Indigenous tourism is suffering from an image problem, with a general perception of being staged, commercialised and designed for overseas visitors, according to research company TNS’ Domesticate report.
The study found indigenous tourism suffers from an association with a limited region of Australia, its perceived image as staged and the legacy of past transgressions.
TNS director of travel research Jo Farquhar said: “For Australians, the term ‘indigenous travel’ is so strongly associated with the outback that we are unlikely to look elsewhere for this type of holiday. Most of the people we spoke to struggle to name any indigenous experiences in coastal or city regions, and do not seek these experiences when travelling outside of the outback.”
She added potential customers also worry that a tour or product branded as an indigenous experience might be in-authentic, over-commercialised or staged, especially if it is outside the outback.

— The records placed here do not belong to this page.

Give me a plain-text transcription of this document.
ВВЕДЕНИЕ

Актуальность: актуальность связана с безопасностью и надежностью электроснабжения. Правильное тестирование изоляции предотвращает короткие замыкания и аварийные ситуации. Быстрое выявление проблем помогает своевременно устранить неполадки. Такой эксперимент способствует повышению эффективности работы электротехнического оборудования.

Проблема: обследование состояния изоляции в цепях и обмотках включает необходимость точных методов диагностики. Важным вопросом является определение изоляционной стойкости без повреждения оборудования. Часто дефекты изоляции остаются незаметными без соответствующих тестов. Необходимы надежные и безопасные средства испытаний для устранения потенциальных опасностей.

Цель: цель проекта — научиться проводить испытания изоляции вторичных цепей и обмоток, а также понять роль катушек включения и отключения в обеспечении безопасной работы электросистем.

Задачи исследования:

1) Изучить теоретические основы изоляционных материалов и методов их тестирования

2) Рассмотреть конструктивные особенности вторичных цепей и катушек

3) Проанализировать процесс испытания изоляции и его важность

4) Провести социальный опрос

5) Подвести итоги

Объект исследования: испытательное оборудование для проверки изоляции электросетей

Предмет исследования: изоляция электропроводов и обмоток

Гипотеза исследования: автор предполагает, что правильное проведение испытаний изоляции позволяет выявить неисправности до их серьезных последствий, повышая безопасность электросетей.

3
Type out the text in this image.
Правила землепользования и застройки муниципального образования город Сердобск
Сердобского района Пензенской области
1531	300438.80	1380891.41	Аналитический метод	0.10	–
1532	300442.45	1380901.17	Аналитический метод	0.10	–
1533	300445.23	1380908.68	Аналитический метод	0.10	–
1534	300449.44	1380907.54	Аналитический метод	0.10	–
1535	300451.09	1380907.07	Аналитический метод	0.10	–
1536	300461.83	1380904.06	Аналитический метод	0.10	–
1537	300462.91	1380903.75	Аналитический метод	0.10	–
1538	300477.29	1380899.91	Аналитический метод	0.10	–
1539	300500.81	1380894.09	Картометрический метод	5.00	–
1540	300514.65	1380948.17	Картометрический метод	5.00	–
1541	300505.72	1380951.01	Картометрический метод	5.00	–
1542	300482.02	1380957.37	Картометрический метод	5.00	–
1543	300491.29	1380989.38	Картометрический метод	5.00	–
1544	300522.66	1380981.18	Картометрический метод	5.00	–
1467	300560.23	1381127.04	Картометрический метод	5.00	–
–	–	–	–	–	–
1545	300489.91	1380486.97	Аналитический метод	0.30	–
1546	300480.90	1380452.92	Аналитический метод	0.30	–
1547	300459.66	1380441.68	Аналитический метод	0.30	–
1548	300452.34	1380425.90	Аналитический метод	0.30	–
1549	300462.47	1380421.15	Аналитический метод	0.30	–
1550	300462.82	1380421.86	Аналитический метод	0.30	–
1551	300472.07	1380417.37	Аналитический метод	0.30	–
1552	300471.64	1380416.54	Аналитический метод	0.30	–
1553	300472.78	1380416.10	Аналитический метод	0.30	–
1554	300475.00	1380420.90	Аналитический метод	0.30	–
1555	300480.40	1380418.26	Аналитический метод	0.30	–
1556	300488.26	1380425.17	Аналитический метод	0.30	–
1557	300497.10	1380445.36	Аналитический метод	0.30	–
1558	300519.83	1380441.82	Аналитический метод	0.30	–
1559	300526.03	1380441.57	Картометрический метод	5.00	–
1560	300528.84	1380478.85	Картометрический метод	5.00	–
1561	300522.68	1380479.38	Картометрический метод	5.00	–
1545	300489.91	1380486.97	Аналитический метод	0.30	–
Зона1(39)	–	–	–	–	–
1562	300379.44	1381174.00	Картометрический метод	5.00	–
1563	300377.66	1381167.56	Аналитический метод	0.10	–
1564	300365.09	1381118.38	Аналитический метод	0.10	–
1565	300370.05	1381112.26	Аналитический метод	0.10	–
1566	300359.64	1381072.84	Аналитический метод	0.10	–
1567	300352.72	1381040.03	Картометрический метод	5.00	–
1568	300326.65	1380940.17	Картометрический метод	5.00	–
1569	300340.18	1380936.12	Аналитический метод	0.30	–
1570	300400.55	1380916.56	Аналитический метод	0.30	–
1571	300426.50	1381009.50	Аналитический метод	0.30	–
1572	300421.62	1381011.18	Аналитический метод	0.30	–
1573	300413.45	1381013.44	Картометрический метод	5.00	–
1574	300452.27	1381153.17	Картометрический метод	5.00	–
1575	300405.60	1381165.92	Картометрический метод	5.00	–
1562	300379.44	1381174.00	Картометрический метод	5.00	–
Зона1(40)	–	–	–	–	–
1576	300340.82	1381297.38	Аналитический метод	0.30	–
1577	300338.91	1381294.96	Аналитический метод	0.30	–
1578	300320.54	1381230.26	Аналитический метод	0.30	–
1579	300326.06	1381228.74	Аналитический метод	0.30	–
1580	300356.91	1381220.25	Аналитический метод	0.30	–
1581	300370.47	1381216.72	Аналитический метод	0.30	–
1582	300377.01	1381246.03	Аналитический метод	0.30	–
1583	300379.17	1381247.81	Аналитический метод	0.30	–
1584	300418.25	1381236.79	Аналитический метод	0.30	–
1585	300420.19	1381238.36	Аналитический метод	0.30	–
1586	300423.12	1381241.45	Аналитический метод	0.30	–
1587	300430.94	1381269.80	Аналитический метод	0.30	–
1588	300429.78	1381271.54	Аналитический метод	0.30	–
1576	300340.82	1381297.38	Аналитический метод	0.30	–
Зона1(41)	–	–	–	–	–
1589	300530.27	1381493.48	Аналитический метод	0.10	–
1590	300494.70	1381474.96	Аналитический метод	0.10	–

There is a perception that these experiences are largely designed for overseas visitors, who are unfamiliar with the culture and wish to see the stereotypes,” Farquhar said.
“In addition, many are saddened by the transgressions of previous generations and aware of the continuing inequalities and issues – holidaymakers do not want carry this sense of powerlessness into their experience.”
Farquhar added language, tone and imagery must reinforce the authenticity of the experience and it must be positive and forward looking to appeal to the domestic market.
Domesticate is a qualitative study into the motivators behind domestic travel. It was conducted in November 2010 using video ethnography, online bulletin boards and focus groups.